In mid-century Montgomery, Black women faced the legacy of 244 years of Black enslavement, 50 years of Jim Crow and the fact that the only way to go to work and back was on a bus driven by a racist man who would be backed by the police. Where was “the way” in those circumstances?

In her 2008 book, Making a Way Out of No Way, Womanist theologian Monica Coleman choreographs the interaction between God and humanity on the way to salvation.  In the first of four movements, God presents us with many unforeseen possibilities.

In the second movement, we have to act. Movement 2 is about human agency. “Agency” is a philosophical term which refers to our capacity to act in the world. If we have agency, we are not merely reacting to outside forces. We see, we evaluate, we decide and we act. Our acting is a participation in the movement towards salvation.  As the author of 2 Peter says in this week’s second reading: Be glad that God has delayed “the day of the Lord.” God’s patience gives you yet another chance to act. So do something.

What we decide to do may seem inadequate compared to the huge obstacles injustice creates. But if our acting enables us to survive in the face of death-dealing circumstances, it is right and it is sufficient.  And God will use it to make a way where it seemed there was no way.

Viola White died ten years after her action on the bus. The appeal of her arrest and conviction was never heard by the courts. But shortly after her death, on March 2, 1955, 15-year-old Claudette Colvin refused to give up her seat. By this time, activists were thinking about constitutional test cases and were planning for a one-day boycott.

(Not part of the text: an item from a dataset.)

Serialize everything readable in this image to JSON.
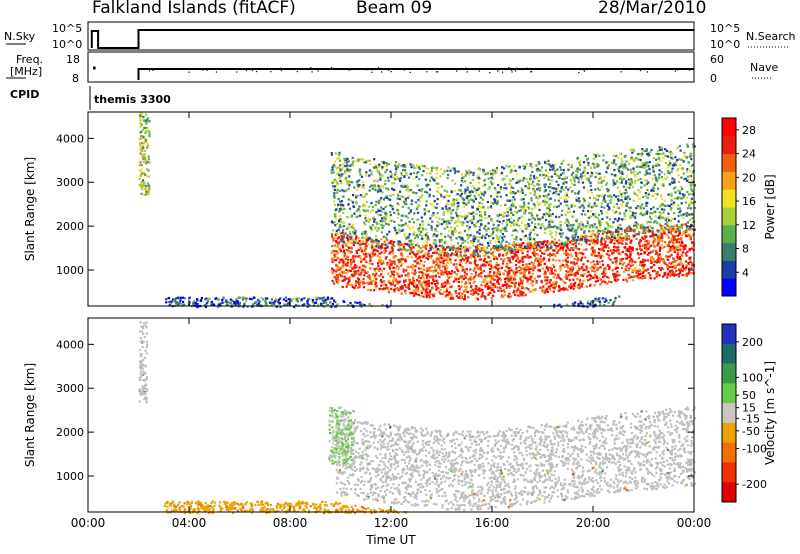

Soon thereafter, bus rider Aurelia Browder was arrested on April 29, 1955. Mary Louise Smith and Susie McDonald were arrested on October 21, and Rosa Parks was arrested on December 1, 1955.

Park’s arrest was a last straw.  It ignited the planned one-day boycott. Because of Mrs. White’s experience, the lawyers knew better how to prepare the legal case. They filed in federal court on behalf of four of the bus riders and the case was heard in the U.S. Supreme Court. Browder v. Gayle2 held that said the segregation laws were unconstitutional. The planned one-day bus boycott had lasted 381 days and brought a young Black minister to national attention… Martin Luther King, Jr.

“Once we act, God works with what we have offered to God and to the world in order to influence us in the next moment. God is always working with what the world has to offer.”3

Next week: Advent 3 and Movement 3 – The goals of survival, justice and quality of life.

Photo: Walking to work during the boycott


1 Black and liberation theologies focus on the Exodus story and its liberation theme. Womanist theology looks to the story of Hagar (Genesis 16 & 21) in which God offers possibilities for survival. Hagar’s story is central in Delores S. Williams’ landmark book, Sisters in the Wilderness: The Challenge of Womanist God-talk, (Orbis Books, Maryknoll, NY 1993.)

2 William Armistead “Tacky” Gayle, Jr. was the mayor of Montgomery, Alabama, from 1951 to 1959.

3 Monica A. Coleman, Making a Way Out of No Way: A Womanist Theology, (Fortress Press:Minneapolis, MN ) 2008, at 74.